As I mentioned in two previous posts, I love learning new things and often attend webinars and podcasts to gain knowledge and/or continuing education credits for my CFP® and AFC® as well as to connect virtually with others. Below, in no particular order and on a variety of topics, are nine financial “nuggets” that I heard recently: 

Older Adult Concerns 

Surveys indicate the following health and financial issues weigh heavily on the minds of older adults: outliving savings, physical and mental well-being, health care costs, taxes, inflation, interest rates, market volatility, longevity, and cognitive decline. Research from the American College of Financial Services also reveals critical knowledge gaps.

For example, people think $250,000 is a lot of savings and don’t realize how little income it translates into on an annual basis (about $10,000 per year). Those with fewer assets and less education have more retirement knowledge gaps.

Technology Pros and Cons

Tech tools provide many benefits including virtual connections, “always on” resources, and streamlined Q&A experiences such as calculating monthly payments on a loan or the amount of savings needed for retirement.

A downside is that people often have very granular, personal “how to” questions and technology cannot usually provide that personalized a response. At this point, a financial advisor can be very helpful.

Encouraging Meta-Analysis Results 

A meta-analysis (i.e., a study of existing evidence) published in 2020 by the National Bureau of Credit Research examined the causal effects of financial education programs by reviewing 76 randomized experiments published in top tier journals with a total sample size of over 160,000.

Financial education was found to be, not only effective, but cost-effective.

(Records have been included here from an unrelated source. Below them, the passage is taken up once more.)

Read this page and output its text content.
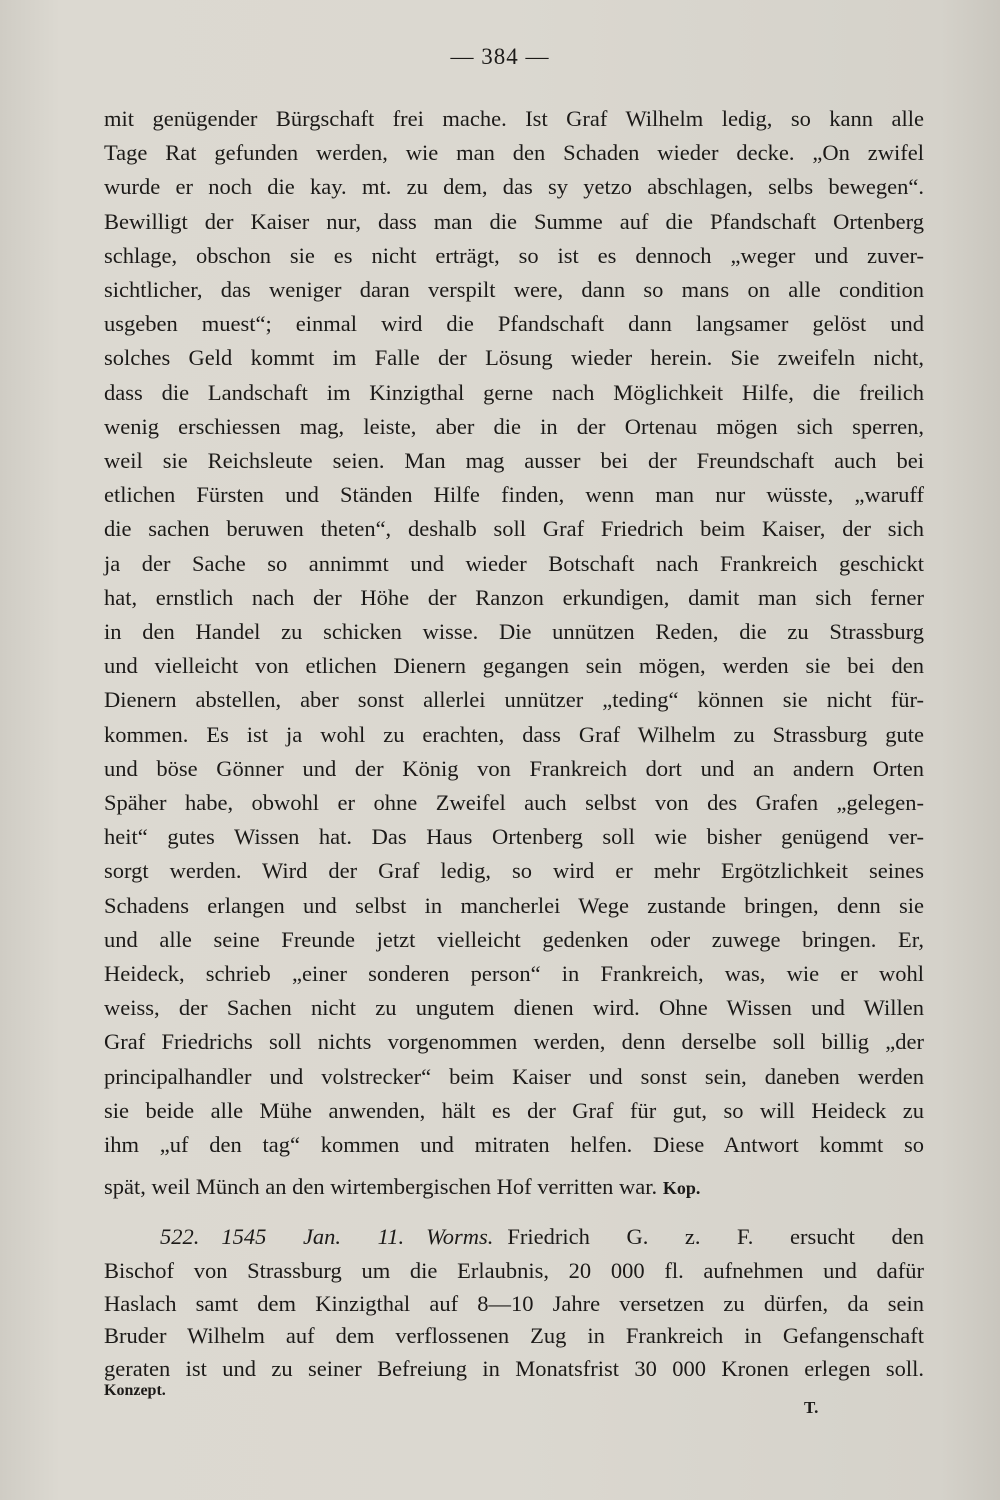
— 384 —
mit genügender Bürgschaft frei mache. Ist Graf Wilhelm ledig, so kann alle
Tage Rat gefunden werden, wie man den Schaden wieder decke. „On zwifel
wurde er noch die kay. mt. zu dem, das sy yetzo abschlagen, selbs bewegen“.
Bewilligt der Kaiser nur, dass man die Summe auf die Pfandschaft Ortenberg
schlage, obschon sie es nicht erträgt, so ist es dennoch „weger und zuver-
sichtlicher, das weniger daran verspilt were, dann so mans on alle condition
usgeben muest“; einmal wird die Pfandschaft dann langsamer gelöst und
solches Geld kommt im Falle der Lösung wieder herein. Sie zweifeln nicht,
dass die Landschaft im Kinzigthal gerne nach Möglichkeit Hilfe, die freilich
wenig erschiessen mag, leiste, aber die in der Ortenau mögen sich sperren,
weil sie Reichsleute seien. Man mag ausser bei der Freundschaft auch bei
etlichen Fürsten und Ständen Hilfe finden, wenn man nur wüsste, „waruff
die sachen beruwen theten“, deshalb soll Graf Friedrich beim Kaiser, der sich
ja der Sache so annimmt und wieder Botschaft nach Frankreich geschickt
hat, ernstlich nach der Höhe der Ranzon erkundigen, damit man sich ferner
in den Handel zu schicken wisse. Die unnützen Reden, die zu Strassburg
und vielleicht von etlichen Dienern gegangen sein mögen, werden sie bei den
Dienern abstellen, aber sonst allerlei unnützer „teding“ können sie nicht für-
kommen. Es ist ja wohl zu erachten, dass Graf Wilhelm zu Strassburg gute
und böse Gönner und der König von Frankreich dort und an andern Orten
Späher habe, obwohl er ohne Zweifel auch selbst von des Grafen „gelegen-
heit“ gutes Wissen hat. Das Haus Ortenberg soll wie bisher genügend ver-
sorgt werden. Wird der Graf ledig, so wird er mehr Ergötzlichkeit seines
Schadens erlangen und selbst in mancherlei Wege zustande bringen, denn sie
und alle seine Freunde jetzt vielleicht gedenken oder zuwege bringen. Er,
Heideck, schrieb „einer sonderen person“ in Frankreich, was, wie er wohl
weiss, der Sachen nicht zu ungutem dienen wird. Ohne Wissen und Willen
Graf Friedrichs soll nichts vorgenommen werden, denn derselbe soll billig „der
principalhandler und volstrecker“ beim Kaiser und sonst sein, daneben werden
sie beide alle Mühe anwenden, hält es der Graf für gut, so will Heideck zu
ihm „uf den tag“ kommen und mitraten helfen. Diese Antwort kommt so
spät, weil Münch an den wirtembergischen Hof verritten war. Kop.
522. 1545 Jan. 11. Worms. Friedrich G. z. F. ersucht den
Bischof von Strassburg um die Erlaubnis, 20 000 fl. aufnehmen und dafür
Haslach samt dem Kinzigthal auf 8—10 Jahre versetzen zu dürfen, da sein
Bruder Wilhelm auf dem verflossenen Zug in Frankreich in Gefangenschaft
geraten ist und zu seiner Befreiung in Monatsfrist 30 000 Kronen erlegen soll.
Konzept.
T.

The study showed positive effects on both financial knowledge and “downstream financial behaviors” (i.e., financial actions that people take in the future like saving money and repaying debt).

The Importance of Trust

Guilt and shame sometimes result inadvertently from financial education programs. Teachers should proactively try to never make their students feel like they (or their parents) “messed up.” Instead, create a “safe space” and start where people are to take them where they want to go with information that is relatable to their life experience.

Everyone needs to aspire to things in life and financial education can help “level the playing field.” It really comes down to trust which, research studies show, can positively affect retirement plan participation and savings rates.

Credit Histories Change

A person’s credit history is not permanent. It can change. There are hundreds of different credit scores that are proprietary to different lenders.

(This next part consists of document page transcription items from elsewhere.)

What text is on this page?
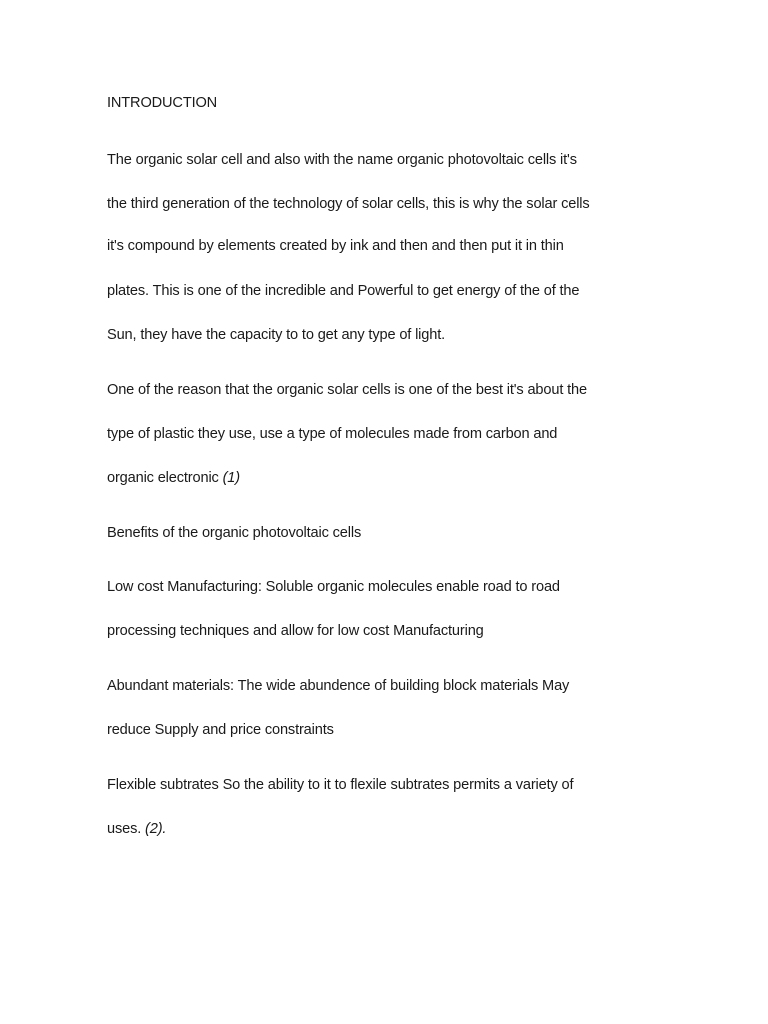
INTRODUCTION
The organic solar cell and also with the name organic photovoltaic cells it's
the third generation of the technology of solar cells, this is why the solar cells
it's compound by elements created by ink and then and then put it in thin
plates. This is one of the incredible and Powerful to get energy of the of the
Sun, they have the capacity to to get any type of light.
One of the reason that the organic solar cells is one of the best it's about the
type of plastic they use, use a type of molecules made from carbon and
organic electronic (1)
Benefits of the organic photovoltaic cells
Low cost Manufacturing: Soluble organic molecules enable road to road
processing techniques and allow for low cost Manufacturing
Abundant materials: The wide abundence of building block materials May
reduce Supply and price constraints
Flexible subtrates So the ability to it to flexile subtrates permits a variety of
uses. (2).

The most common (FICO) score scale ranges from 300 to 850. The Experian “Boost” service allows consumers to add positive information to their credit history about payments to utilities (e.g., gas, electric, water) and streaming services to raise their credit score.

Small Successes Add Up

Start chopping away at big goals with an hour a week or 10 minutes a day of positive action. Use a whiteboard or “to do” list to stay on track.

Keep “plugging away.” Small triumphs provide practice and perseverance to reach goals and also build grit and motivation.

There are two types of financial goals:

  1. Small repetitive things that people do daily
  2. Big, lofty goals from which people work backwards to develop action steps.

Financial empowerment cannot be taught. It has to be experienced as a result of small successes.

Layoffs Can Have Benefits

As a result of COVID-19-related layoffs, some people have created new career paths and given themselves permission to “take the plunge” to do something new, even if their paycheck is initially smaller than it was before.

If you continue to do work in a field that you love, you can bring all of your past career skills and networking contacts with you. Leveraging relationships and obtaining certification credentials are two keys to success.

Possibilities Foster Action

Decisions that people make in life are all about how they see the possibility of things. Seeing is believing. Belief drives action. Doing things (action) makes a difference.

There are two finite resources that people cannot make more of: land and time.

People need to take action during 40 years of earning to finance and 30 years of living. Wealth is built by investing over time, preferably via payroll deduction and other automated methods (e.g., checking to saving transfers). One webinar presented advised “Set it, forget it, and you won’t regret it.”

Portfolio Pointers

Investors should review their asset allocation and investment holdings periodically as many people “collect accounts” over time. Another key thing to review is “asset location” (i.e., the types of accounts- taxable and tax-deferred- where money is placed).

Tax-loss harvesting can be used to strategically take losses to reduce taxable capital gains. Be careful not to run afoul of the “wash sale rule,” however, to assure the IRS that you are not just moving money around.

Take-away: you cannot buy a substantially identical security 30 days before or after taking a capital loss.